Berdon saß gleich hinter ihm vor der Schmiede, neben ihm der Amboss und ein Haufen Hufeisen. Die Waffen und Rüstungen, die er machte, waren von bester Qualität, aber er hatte festgestellt: Mit dem Beschlagen der Zugtiere der Händler ließ sich ebenfalls gutes Geld machen. Die lange und anstrengende Reise an den abgelegenen Dörfern am Fuß des Bärenzahns entlang nahm hier erst ihren Anfang.

Letztes Jahr, als die Händler vorbeikamen, war Fletcher den ganzen Tag beschäftigt gewesen. Nachdem alles verkauft war, hatte er schließlich noch die Schwerter der Kunden geschärft. Damals hatten sie ihnen die Waffen förmlich aus der Hand gerissen. Hominum hatte den Elfen den Krieg erklärt und damit eine zusätzliche Front an der Nordseite des Bärenzahns eröffnet. Die Elfen hatten sich geweigert, ihre jährliche Steuerzahlung zu leisten, die Hominum als Gegenleistung für den Schutz vor den Orks aus dem Süden verlangte. Nach der Kriegserklärung hatten die Händler vermehrte Überfälle vonseiten der Elfen befürchtet und sich entsprechend bewaffnet. Allerdings war es nur zu ein paar kleineren Scharmützeln gekommen. Die beiden Kriegsparteien einigten sich bald darauf, die Gewalt nicht unnötig eskalieren zu lassen. Denn in einem waren sich Hominum und die Elfenclans doch einig: Der eigentliche Feind waren die Orks.

»Werde ich dieses Mal ein bisschen Zeit haben, mich umzusehen?«, fragte Fletcher.

»Ich denke schon.

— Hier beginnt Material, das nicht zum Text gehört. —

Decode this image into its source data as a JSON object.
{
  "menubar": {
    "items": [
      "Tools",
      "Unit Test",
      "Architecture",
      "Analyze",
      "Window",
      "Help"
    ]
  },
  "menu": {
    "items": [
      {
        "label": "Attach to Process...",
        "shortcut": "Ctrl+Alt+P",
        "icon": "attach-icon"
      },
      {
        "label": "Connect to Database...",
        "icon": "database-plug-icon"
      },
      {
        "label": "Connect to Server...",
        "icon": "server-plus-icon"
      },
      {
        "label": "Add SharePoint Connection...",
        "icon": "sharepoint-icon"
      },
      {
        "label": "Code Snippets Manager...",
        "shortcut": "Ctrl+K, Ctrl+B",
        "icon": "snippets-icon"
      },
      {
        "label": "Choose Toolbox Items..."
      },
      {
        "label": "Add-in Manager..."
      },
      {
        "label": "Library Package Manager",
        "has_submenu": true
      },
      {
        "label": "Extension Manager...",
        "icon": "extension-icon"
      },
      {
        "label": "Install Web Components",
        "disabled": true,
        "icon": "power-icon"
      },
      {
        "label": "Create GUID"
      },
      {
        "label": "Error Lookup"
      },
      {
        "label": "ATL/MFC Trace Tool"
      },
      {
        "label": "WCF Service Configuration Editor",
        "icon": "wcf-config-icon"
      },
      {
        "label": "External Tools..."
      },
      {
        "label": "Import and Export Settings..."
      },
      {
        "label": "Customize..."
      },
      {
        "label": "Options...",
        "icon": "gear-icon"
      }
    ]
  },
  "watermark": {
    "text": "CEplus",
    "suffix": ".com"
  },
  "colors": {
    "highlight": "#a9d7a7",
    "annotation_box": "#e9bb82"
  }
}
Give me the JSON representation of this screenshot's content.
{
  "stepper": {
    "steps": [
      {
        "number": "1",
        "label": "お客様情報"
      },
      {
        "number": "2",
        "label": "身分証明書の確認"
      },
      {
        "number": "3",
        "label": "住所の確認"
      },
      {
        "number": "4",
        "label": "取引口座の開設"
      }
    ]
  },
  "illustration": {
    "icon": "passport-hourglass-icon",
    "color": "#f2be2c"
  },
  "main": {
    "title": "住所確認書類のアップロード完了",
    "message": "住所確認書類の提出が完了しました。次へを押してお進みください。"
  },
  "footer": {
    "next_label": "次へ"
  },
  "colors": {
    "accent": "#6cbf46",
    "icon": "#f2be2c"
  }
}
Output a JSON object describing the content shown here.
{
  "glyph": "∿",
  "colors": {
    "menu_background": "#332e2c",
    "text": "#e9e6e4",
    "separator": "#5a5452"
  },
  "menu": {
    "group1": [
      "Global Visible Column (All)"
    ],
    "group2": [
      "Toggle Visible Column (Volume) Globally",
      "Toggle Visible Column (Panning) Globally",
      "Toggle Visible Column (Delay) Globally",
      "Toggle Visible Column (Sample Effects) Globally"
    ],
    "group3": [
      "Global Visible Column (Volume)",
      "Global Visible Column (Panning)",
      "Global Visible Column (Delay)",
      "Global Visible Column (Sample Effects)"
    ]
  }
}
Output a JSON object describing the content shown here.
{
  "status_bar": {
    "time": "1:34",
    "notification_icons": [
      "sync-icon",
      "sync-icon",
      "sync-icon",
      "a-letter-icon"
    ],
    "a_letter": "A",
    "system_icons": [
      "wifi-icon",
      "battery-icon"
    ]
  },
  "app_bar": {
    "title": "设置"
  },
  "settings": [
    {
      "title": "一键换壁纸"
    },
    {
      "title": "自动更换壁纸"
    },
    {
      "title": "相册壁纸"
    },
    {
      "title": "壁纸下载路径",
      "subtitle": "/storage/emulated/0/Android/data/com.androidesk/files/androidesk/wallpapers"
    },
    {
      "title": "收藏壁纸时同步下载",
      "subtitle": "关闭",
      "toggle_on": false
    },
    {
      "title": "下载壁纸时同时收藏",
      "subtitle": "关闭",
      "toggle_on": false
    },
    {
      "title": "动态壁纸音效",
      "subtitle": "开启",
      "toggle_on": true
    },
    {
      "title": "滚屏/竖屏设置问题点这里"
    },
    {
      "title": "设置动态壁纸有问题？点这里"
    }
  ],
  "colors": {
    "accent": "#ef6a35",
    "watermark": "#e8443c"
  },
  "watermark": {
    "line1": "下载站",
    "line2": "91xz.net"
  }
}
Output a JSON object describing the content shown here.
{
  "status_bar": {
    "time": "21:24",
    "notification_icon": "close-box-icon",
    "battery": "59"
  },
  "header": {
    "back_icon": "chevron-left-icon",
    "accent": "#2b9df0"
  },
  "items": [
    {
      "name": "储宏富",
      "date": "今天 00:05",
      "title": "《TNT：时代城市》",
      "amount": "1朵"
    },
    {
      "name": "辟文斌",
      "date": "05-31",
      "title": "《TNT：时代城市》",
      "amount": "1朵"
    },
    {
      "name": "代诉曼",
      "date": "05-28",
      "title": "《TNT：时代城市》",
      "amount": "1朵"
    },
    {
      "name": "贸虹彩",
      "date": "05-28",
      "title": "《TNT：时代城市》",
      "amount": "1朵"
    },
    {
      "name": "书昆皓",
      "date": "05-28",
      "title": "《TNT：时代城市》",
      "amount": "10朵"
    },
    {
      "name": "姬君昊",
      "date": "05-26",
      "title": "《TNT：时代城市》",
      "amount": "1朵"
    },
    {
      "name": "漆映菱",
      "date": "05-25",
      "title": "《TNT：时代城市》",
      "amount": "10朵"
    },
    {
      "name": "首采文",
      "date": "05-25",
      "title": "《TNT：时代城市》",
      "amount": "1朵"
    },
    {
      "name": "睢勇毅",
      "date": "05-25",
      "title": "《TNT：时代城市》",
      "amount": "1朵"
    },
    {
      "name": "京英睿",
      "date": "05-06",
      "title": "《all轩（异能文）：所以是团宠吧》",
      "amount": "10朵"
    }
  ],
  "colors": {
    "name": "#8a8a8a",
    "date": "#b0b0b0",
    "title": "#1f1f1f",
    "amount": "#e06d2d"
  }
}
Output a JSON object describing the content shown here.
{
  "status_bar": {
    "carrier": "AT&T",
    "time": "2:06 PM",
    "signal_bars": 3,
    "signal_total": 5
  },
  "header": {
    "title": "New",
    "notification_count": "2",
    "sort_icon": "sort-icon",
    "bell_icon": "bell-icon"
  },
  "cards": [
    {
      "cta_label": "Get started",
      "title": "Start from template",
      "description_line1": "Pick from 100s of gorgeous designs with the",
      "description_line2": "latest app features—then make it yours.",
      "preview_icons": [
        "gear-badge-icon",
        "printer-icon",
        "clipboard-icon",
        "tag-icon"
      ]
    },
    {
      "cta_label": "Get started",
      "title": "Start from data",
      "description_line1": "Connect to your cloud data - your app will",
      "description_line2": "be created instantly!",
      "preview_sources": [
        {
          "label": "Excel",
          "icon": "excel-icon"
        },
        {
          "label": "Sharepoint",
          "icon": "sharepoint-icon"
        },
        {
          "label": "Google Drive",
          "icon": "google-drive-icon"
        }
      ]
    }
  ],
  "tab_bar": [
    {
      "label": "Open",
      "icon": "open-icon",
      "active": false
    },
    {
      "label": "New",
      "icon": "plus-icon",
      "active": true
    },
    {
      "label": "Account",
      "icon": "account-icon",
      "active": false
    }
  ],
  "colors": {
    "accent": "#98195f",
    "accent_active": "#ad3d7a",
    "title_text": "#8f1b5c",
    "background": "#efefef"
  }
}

Zurzeit braucht kaum jemand neue Waffen. Die Garnison hier besteht zwar hauptsächlich aus Greisen und Krüppeln, aber die Händler scheinen überzeugt zu sein, dass allein die Anwesenheit der Truppen genügt, um Strauchdiebe abzuschrecken. Das Schlimmste ist, dass sie damit wahrscheinlich sogar recht haben und kaum jemand eins von unseren Schwertern kaufen wird. Wenigstens wissen wir seit deinem Ausflug an die Front vor neun Monaten, dass das Heer meine Schwerter auch weiterhin kaufen wird.«

Die Erinnerung an den Gewaltmarsch zu dem jenseits des Gebirgskamms gelegenen Fort jagte Fletcher einen Schauer über den Rücken. Es war nicht gerade schön dort. Alle harrten nur aus und warteten darauf, dass ihre Dienstzeit zu Ende ging. Die Elfenfront war so etwas wie eine Müllhalde: Jeder, den das Heer nicht mehr gebrauchen konnte, endete dort – die Hungrigen und Ausgebrannten, die keinen Augenblick länger in der Lage waren zu kämpfen.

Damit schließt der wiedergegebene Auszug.